Luise versicherte ihm jedoch, daß er seinem Namen und seiner Stellung alle Ehre mache, was ihn sehr zu freuen schien.

Gleich darauf meldete Rohrmann die Ankunft der Hofportechaise.

„Bitte, benutzen Sie dieselbe zuerst, lieber Onkel,“ sagte die Nichte artig, „Ehre dem Ehre gebührt!“

Bon enfant!“ rief der Alte, „ich habe auch wenig goût für dies Warten, es regt meine Nerven auf!“

Rohrmann legte noch einen Pelzmantel über den dünnen, weißwollenen des Maltesers; er winkte seiner Nichte einen Kuß zu und verließ das Zimmer.

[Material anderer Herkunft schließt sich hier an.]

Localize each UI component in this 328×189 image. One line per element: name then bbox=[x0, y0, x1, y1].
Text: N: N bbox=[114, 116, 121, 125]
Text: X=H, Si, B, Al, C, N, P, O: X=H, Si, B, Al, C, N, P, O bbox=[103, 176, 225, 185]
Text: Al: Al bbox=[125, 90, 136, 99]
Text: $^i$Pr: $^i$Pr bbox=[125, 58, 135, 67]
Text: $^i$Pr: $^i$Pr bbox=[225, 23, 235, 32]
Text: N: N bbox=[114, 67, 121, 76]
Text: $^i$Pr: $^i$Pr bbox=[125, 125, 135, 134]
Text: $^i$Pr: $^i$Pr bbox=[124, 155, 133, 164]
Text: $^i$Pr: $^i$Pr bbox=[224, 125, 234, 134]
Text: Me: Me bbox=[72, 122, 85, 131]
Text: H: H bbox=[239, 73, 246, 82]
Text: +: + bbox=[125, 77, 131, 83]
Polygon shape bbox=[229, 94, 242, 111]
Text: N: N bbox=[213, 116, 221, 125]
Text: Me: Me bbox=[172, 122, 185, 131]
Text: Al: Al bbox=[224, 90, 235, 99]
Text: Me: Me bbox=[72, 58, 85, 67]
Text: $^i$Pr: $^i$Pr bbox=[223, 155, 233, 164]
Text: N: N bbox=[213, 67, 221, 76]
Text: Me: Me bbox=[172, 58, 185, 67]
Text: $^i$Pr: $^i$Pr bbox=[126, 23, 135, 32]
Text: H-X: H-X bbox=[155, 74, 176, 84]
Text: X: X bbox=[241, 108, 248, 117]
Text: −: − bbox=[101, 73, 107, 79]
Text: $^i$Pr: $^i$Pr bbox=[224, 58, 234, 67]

Unten hatte Ursula diensteifrig die kurze Strecke des Straßenpflasters mit etlichen Strohmatten belegt. Jetzt hielt sie einen mächtigen Regenschirm über das federnnickende Haupt ihres Gebieters, so wurde er von den beiden alten Dienstboten in die Sänfte gepackt. Es rann von den Dächern; auf der Erde standen dunkle Wasserpfützen, in denen sich das schwache Licht der über den Straßen an Stricken hangenden Oellaternen spiegelte, ein hohler Wind fuhr um die Ecken, aber in der kleinen Stadt herrschte, in Anlaß der Redoute, ein lebhafteres Treiben als sonst.

Die Portechaise schwankte jetzt in gewohnter Weise davon, und Rohrmann kehrte mit Ursula, stolz auf den vornehmen und vornehm beförderten Gebieter, in’s Haus zurück. Bald darauf kam auch die Miethsportechaise und brachte Luise als Flämmchen glücklich auf die Maskerade.

Das Fest war schon im besten Gange, als sie anlangte. Alle möglichen und unmöglichen Zeiten und Nationen hatten ihre Vertreter und Vertreterinnen geschickt. Fast alle waren in einer ganz bestimmten Charaktermaske erschienen, viele sehr unkenntlich und vermummt, andere in vortheilhaftem Putz und nur mit kleiner Flormaske versehen. Es war auch üblich, sich in zurückliegenden Zimmern, wo Dominos, Masken und Costüme zu haben waren, im Laufe des Abends umzukleiden und so ganz unerwartet wieder zu erscheinen, die Bekannten zu necken und allerlei Scherze in’s Werk zu setzen. Dies alles wurde mit der größten Wichtigkeit, ja einem wahren Feuereifer betrieben.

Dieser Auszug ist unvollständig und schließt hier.